Breast Cancer Grad- Samantha
Name: Samantha Malanowski
Age at Enrollment: 26
Major: Stage IIIa Triple Negative breast cancer (the tumor does not express any receptors for estrogen, progesterone, or Her2 to drive its growth).
What were the primary symptoms you experienced prior to diagnosis? Nothing except a lump in my left breast.
What symptom(s) lead you to go to the doctor? I wrote off the lump for a long time as a benign mass because it was unfathomable to me that it would be cancer. I’m a physician completing my medical residency, and even though breast masses aren’t really my area of expertise, my education allowed me to come up with a nice enough shortlist of “breast growths that aren’t malignant” to be able to live in denial. It was easily movable, seemed to have defined edges, grew and shrank with my cycles, psh, cancer doesn’t do that! Finally, it grew so large that I began having a small amount of bloody discharge from the nipple, and I knew I couldn’t ignore it any longer. The radiologist, while professional and reassuring, totally knew before she even took my biopsy.

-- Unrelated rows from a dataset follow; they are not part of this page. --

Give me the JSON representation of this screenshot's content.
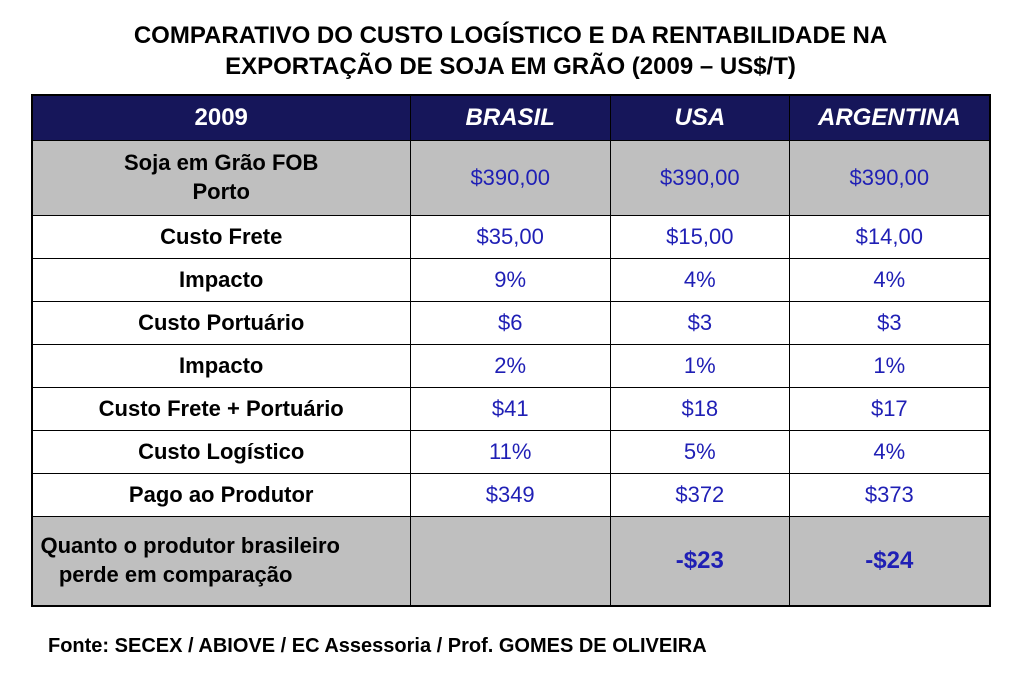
{
  "title_line1": "COMPARATIVO DO CUSTO LOGÍSTICO E DA RENTABILIDADE NA",
  "title_line2": "EXPORTAÇÃO DE SOJA EM GRÃO (2009 – US$/T)",
  "headers": {
    "year": "2009",
    "brasil": "BRASIL",
    "usa": "USA",
    "argentina": "ARGENTINA"
  },
  "rows": [
    {
      "label_line1": "Soja em Grão FOB",
      "label_line2": "Porto",
      "brasil": "$390,00",
      "usa": "$390,00",
      "argentina": "$390,00",
      "bg": "gray",
      "multiline": true
    },
    {
      "label": "Custo Frete",
      "brasil": "$35,00",
      "usa": "$15,00",
      "argentina": "$14,00",
      "bg": "white"
    },
    {
      "label": "Impacto",
      "brasil": "9%",
      "usa": "4%",
      "argentina": "4%",
      "bg": "white"
    },
    {
      "label": "Custo Portuário",
      "brasil": "$6",
      "usa": "$3",
      "argentina": "$3",
      "bg": "white"
    },
    {
      "label": "Impacto",
      "brasil": "2%",
      "usa": "1%",
      "argentina": "1%",
      "bg": "white"
    },
    {
      "label": "Custo Frete + Portuário",
      "brasil": "$41",
      "usa": "$18",
      "argentina": "$17",
      "bg": "white"
    },
    {
      "label": "Custo Logístico",
      "brasil": "11%",
      "usa": "5%",
      "argentina": "4%",
      "bg": "white"
    },
    {
      "label": "Pago ao Produtor",
      "brasil": "$349",
      "usa": "$372",
      "argentina": "$373",
      "bg": "white"
    }
  ],
  "footer_row": {
    "label_line1": "Quanto o produtor brasileiro",
    "label_line2": "perde em comparação",
    "brasil": "",
    "usa": "-$23",
    "argentina": "-$24"
  },
  "source": "Fonte: SECEX / ABIOVE / EC Assessoria / Prof. GOMES DE OLIVEIRA",
  "colors": {
    "header_bg": "#16165a",
    "header_text": "#ffffff",
    "gray_bg": "#bfbfbf",
    "white_bg": "#ffffff",
    "value_text": "#1f1fb5",
    "label_text": "#000000",
    "border": "#000000"
  }
}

Courses completed: I had neoadjuvant chemotherapy which is becoming the standard for triple negatives, followed by a double mastectomy (I tested positive for the BRCA gene, so it was in my best interest to get rid of ALL my breast tissue) and then radiation.

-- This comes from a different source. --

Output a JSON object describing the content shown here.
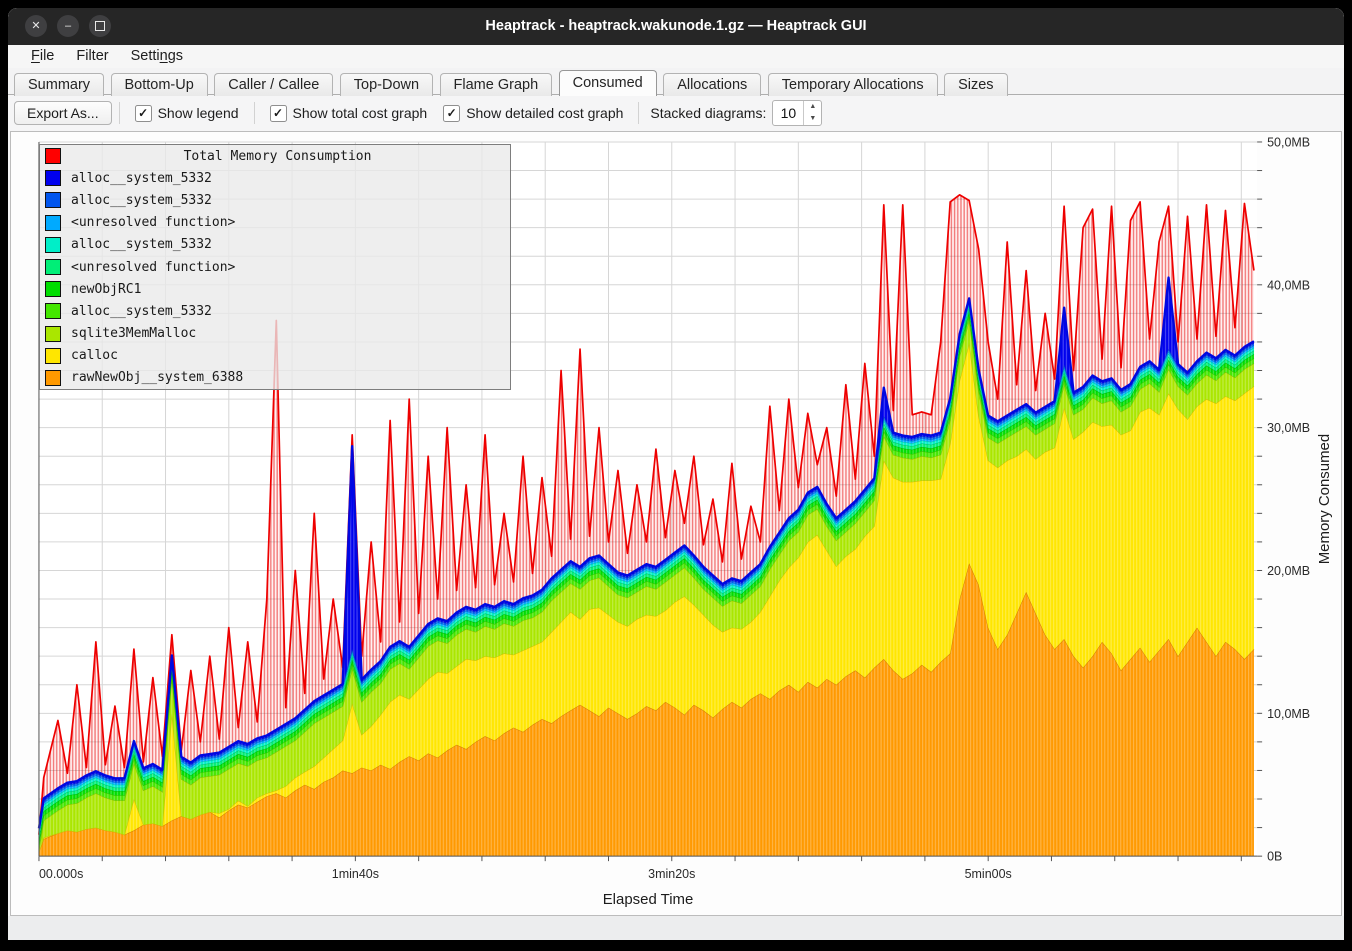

What was your hardest moment (or moments) and how did you you get through it/them? Chemo was the hardest physically, but somehow easier on me mentally. It’s a clear cut mission with defined steps and a black and white goal at the end. Take this poison, kill the cancer before it can kill you. Come back in three weeks for more. I actually had a really hard time with radiation because I was so close to the finish line and knowing I’d be tossed out into the world to have to come up with my next mission all on my own. I leaned heavily on my now husband, because nobody else wants to listen to you cry AFTER the “hard part” is over. He’s my rock.
Any helpful (tangible) tips or tricks you discovered for dealing with your symptoms and/or cancer? In case there are still people out there who haven’t heard of this, Claritin is a miracle drug for bone pain! If you lose sense of taste like I did for a short while, Sprite and other citrus-y things will help you feel almost human again.
How did your family and friends respond? I don’t think anyone who I truly cared about ever let me down through this process. My husband teases me sometimes about keeping a small circle of friends. I’m just picky, and I like to think I pick well! Although I think it’s almost a universal experience among cancer folks to have those you thought you were close to go radio silent, and others who had only been sideline acquaintances step up in a big way. If you’re a cheerleader wondering what to do and say, honestly, the most meaningful responses to me were those who showed up to just be in the shit with me. To just sit next to me on the couch or in the chemo chair, even if you didn’t know what to say. There aren’t a lot of helpful words for cancer. Just show up. Bring snacks.
Have you created any meaning out of this experience? If so, what was it/how did you do it?Looking death in the face strips down all the window dressings and accessories of your life until you’re left with only your most authentic self and your most meaningful relationships. Who are you without hair, your job, your various body parts, your ability to walk a flight of stairs without getting out of breath? I found it to be a very powerful experience. But I’ve also watched cancer take the life of my 21 year old cousin, one of the most incredible people who had so much more to offer this world than dying young. So I don’t feel the need to constantly ascribe meaning and a grand plan to everything, because then I’d have to say, indirectly, that his death was the “correct” thing that happened. I just won’t accept that. Sometimes things just suck, and they suck for no reason, and the only thing that brings comfort is to look at someone you love and say “Holy hell, this sucks!” and hear them say in return, “Yes, wow, it sucks so much!”
How did/do you find joy during this experience? Cancer itself is sometimes really, really funny, in the way only the most awful and soul-crushing things in life can be. There’s also something really nice about laying on the couch for 12 hours watching Netflix and knowing no one can say anything about it.
How are you healing from this experience? I could probably use therapy, but I prefer to let it fester. Kidding...sort of. I’ve been using Instagram to connect with the young cancer community, which is surprisingly vibrant! Returning to my favorite hobbies - yoga and circus aerials - has been so healing. Getting married and making long term plans is healing too. There’s the fear that making plans is arrogant, we survivors all have the same fears, we know too well what could go wrong. But I try to tell myself that a recurrence will be just as devastating no matter what I do, so I might as well keep on like it’s not going to happen.
Did you learn anything about yourself or your life? If so, what was it? It made me stronger, and my relationships stronger too, though I’ll never be one of those people who was grateful for cancer. I’d pick “weak and never had cancer” every single time. But I now have a new reference point for life’s lowest lows, which makes the highest highs so, so spectacular.